Wien (OTS) - Die Werbeaktion der Wiener Polizeiführung ist nicht nur für die Bevölkerung beunruhigend, sondern auch innerhalb der Exekutive höchst umstritten, betonte heute der freiheitliche Bereichssprecher für den Öffentlichen Dienst und AUF-Bundesvorsitzende, Bundesrat Werner Herbert.

"Die Polizei geht ja auch nicht in katholische oder evangelische Kirchen, um Nachwuchs zu rekrutieren. Dass in Moscheen, die zum Teil im Ruf stehen, dass dort der islamradikale Nachwuchs rekrutiert wird, für den Polizeidienst geworben werden soll, ist gelinde gesagt irritierend. Und was kommt als nächstes, vielleicht eine Quotenregelung für Polizeiwerber mit Migrationshintergrund? Diese Art der "zielgruppenbasierten Spezialrekrutierung" sei auch für die allgemeine Außenwirkung und Darstellung der Polizei als Teil der Hoheitsverwaltung höchst unvorteilhaft, kritisierte Herbert.
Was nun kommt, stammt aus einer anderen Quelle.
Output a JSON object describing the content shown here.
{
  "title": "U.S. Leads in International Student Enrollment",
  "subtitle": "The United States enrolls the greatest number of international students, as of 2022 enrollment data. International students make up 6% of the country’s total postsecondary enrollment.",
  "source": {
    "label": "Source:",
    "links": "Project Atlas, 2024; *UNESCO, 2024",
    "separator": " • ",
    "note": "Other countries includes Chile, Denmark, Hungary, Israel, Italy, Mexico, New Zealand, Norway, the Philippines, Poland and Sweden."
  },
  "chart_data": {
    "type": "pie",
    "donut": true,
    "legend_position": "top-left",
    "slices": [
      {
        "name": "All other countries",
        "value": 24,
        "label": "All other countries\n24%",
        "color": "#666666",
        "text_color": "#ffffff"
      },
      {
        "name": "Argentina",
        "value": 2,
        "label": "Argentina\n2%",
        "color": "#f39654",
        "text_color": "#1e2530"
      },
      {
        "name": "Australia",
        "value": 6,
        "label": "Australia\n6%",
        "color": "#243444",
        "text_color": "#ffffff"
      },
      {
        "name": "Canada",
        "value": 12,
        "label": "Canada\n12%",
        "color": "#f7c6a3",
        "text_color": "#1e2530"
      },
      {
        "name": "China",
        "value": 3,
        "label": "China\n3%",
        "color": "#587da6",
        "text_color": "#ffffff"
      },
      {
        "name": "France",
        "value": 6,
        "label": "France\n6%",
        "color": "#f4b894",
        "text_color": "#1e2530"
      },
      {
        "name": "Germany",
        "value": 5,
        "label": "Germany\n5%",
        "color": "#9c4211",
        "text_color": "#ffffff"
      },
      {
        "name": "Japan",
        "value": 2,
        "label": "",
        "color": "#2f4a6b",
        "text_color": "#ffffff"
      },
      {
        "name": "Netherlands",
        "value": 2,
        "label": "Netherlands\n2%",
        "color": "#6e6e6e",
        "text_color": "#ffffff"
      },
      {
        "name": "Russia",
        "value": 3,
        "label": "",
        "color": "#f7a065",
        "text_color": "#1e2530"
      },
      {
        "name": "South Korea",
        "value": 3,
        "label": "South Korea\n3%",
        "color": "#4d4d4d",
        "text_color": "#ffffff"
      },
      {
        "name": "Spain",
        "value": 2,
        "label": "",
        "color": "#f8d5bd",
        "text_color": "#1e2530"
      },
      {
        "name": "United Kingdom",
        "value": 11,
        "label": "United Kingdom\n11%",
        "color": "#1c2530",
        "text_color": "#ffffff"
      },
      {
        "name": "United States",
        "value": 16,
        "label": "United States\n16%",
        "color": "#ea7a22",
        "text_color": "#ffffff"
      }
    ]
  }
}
"Die rot-grüne Stadtregierung trägt ihre Multi-Kulti-Ideologie ohne Maß und Ziel in jeden Lebensbereich hinein. Jetzt geht sie aber einen Schritt zu weit und versucht das offenbar auch im hochsensiblen Bereich der Polizeiarbeit - und zwar mit der Brechstange. Wir haben bei der Polizei etliche Kollegen, Polizeischüler und Bewerber mit Migrationshintergrund. Sie haben sich - über das für alle Polizeiwerber geltende allgemeine Auswahlverfahren bei der Polizei -für diesen Beruf entschieden und leisten hervorragende Arbeit. Diese ‚mobilen Sonderberufsmessen in Moscheen‘ desavouieren auch deren Leistungen", so Herbert.